Questions fréquentes
Quand le bailleur doit-il régulariser les charges locatives ?
Au moins une fois par an lorsque les charges sont payées par provisions. Aucune date fixe n'est imposée : en copropriété, la régularisation intervient naturellement après l'approbation des comptes de l'immeuble en assemblée générale. Le décompte par nature de charges doit être communiqué au locataire un mois avant.
Que faire si le propriétaire ne régularise jamais les charges ?
Demandez-lui par écrit le décompte et les justificatifs, puis renouvelez la demande par lettre recommandée avec accusé de réception. Si la régularisation n'a pas été faite avant la fin de l'année civile suivant celle de l'exigibilité des charges, vous pouvez exiger que le rappel soit échelonné sur douze mois. L'agence départementale d'information sur le logement (ADIL) renseigne gratuitement, et la commission départementale de conciliation peut être saisie sans frais.
Le bailleur peut-il réclamer un rappel de charges de plusieurs années ?
Oui, dans la limite de trois ans, et même si le retard tient à un simple oubli. Mais le juge des contentieux de la protection peut écarter un rappel tardif qu'il juge déloyal et brutal, lorsqu'il fait suite à une faute du bailleur dans l'exécution du bail. Le locataire conserve par ailleurs la faculté d'exiger un étalement sur douze mois.
Quels justificatifs le locataire peut-il exiger ?
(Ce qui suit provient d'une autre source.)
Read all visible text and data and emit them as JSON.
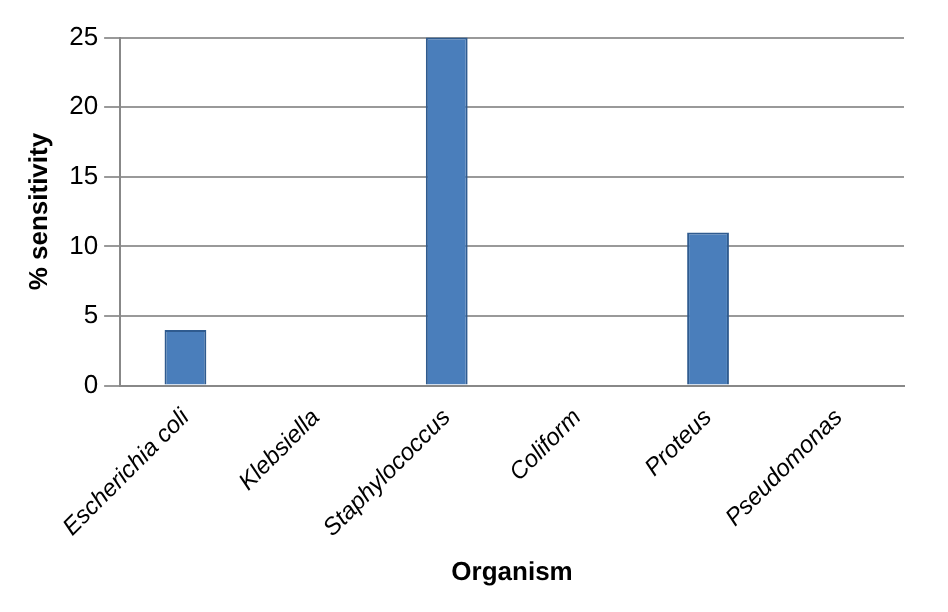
{
  "chart_data": {
    "type": "bar",
    "xlabel": "Organism",
    "ylabel": "% sensitivity",
    "categories": [
      "Escherichia coli",
      "Klebsiella",
      "Staphylococcus",
      "Coliform",
      "Proteus",
      "Pseudomonas"
    ],
    "values": [
      4,
      0,
      25,
      0,
      11,
      0
    ],
    "color": "#4a7ebb",
    "ylim": [
      0,
      25
    ],
    "yticks": [
      0,
      5,
      10,
      15,
      20,
      25
    ],
    "grid": "y",
    "legend": false
  }
}
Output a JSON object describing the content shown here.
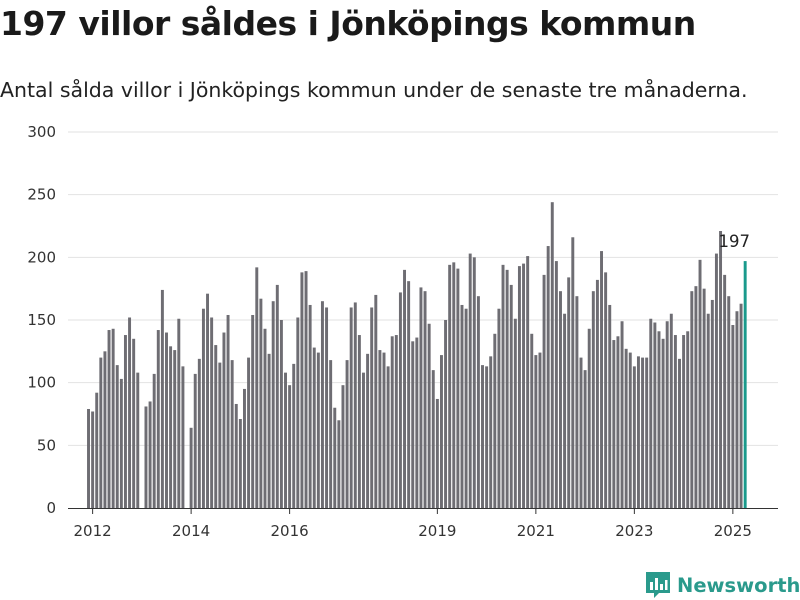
{
  "title": "197 villor såldes i Jönköpings kommun",
  "subtitle": "Antal sålda villor i Jönköpings kommun under de senaste tre månaderna.",
  "brand": {
    "name": "Newsworthy",
    "icon": "newsworthy-logo-icon",
    "color": "#2a9a8c"
  },
  "chart_data": {
    "type": "bar",
    "title": "197 villor såldes i Jönköpings kommun",
    "subtitle": "Antal sålda villor i Jönköpings kommun under de senaste tre månaderna.",
    "xlabel": "",
    "ylabel": "",
    "ylim": [
      0,
      300
    ],
    "yticks": [
      0,
      50,
      100,
      150,
      200,
      250,
      300
    ],
    "xlim": [
      "2011-07",
      "2025-12"
    ],
    "xticks": [
      {
        "label": "2012",
        "month": "2012-01"
      },
      {
        "label": "2014",
        "month": "2014-01"
      },
      {
        "label": "2016",
        "month": "2016-01"
      },
      {
        "label": "2019",
        "month": "2019-01"
      },
      {
        "label": "2021",
        "month": "2021-01"
      },
      {
        "label": "2023",
        "month": "2023-01"
      },
      {
        "label": "2025",
        "month": "2025-01"
      }
    ],
    "grid": true,
    "colors": {
      "bar": "#6e6d73",
      "highlight": "#1a9a8c",
      "grid": "#e2e2e2"
    },
    "start_month": "2011-12",
    "values": [
      79,
      77,
      92,
      120,
      125,
      142,
      143,
      114,
      103,
      138,
      152,
      135,
      108,
      null,
      81,
      85,
      107,
      142,
      174,
      140,
      129,
      126,
      151,
      113,
      null,
      64,
      107,
      119,
      159,
      171,
      152,
      130,
      116,
      140,
      154,
      118,
      83,
      71,
      95,
      120,
      154,
      192,
      167,
      143,
      123,
      165,
      178,
      150,
      108,
      98,
      115,
      152,
      188,
      189,
      162,
      128,
      124,
      165,
      160,
      118,
      80,
      70,
      98,
      118,
      160,
      164,
      138,
      108,
      123,
      160,
      170,
      126,
      124,
      113,
      137,
      138,
      172,
      190,
      181,
      133,
      136,
      176,
      173,
      147,
      110,
      87,
      122,
      150,
      194,
      196,
      191,
      162,
      159,
      203,
      200,
      169,
      114,
      113,
      121,
      139,
      159,
      194,
      190,
      178,
      151,
      193,
      195,
      201,
      139,
      122,
      124,
      186,
      209,
      244,
      197,
      173,
      155,
      184,
      216,
      169,
      120,
      110,
      143,
      173,
      182,
      205,
      188,
      162,
      134,
      137,
      149,
      127,
      124,
      113,
      121,
      120,
      120,
      151,
      148,
      141,
      135,
      149,
      155,
      138,
      119,
      138,
      141,
      173,
      177,
      198,
      175,
      155,
      166,
      203,
      221,
      186,
      169,
      146,
      157,
      163,
      197
    ],
    "annotations": [
      {
        "month": "2025-05",
        "value": 197,
        "label": "197"
      }
    ]
  }
}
Le décompte des charges par nature, le mode de répartition entre les logements et, si nécessaire, la note d'information sur le calcul du chauffage et de l'eau chaude collectifs. Pendant les six mois suivant l'envoi du décompte, l'ensemble des pièces justificatives doit être tenu à sa disposition. Sur demande, le récapitulatif des charges de son logement lui est transmis par courriel ou par courrier.
Les charges d'un logement meublé au forfait se régularisent-elles ?
Non. Lorsque le bail meublé prévoit un forfait de charges, celui-ci ne peut donner lieu ni à complément ni à régularisation ultérieure, dans un sens comme dans l'autre. Son montant ne doit pas être disproportionné par rapport aux charges appliquées au locataire précédent, et il se révise chaque année dans les mêmes conditions que le loyer.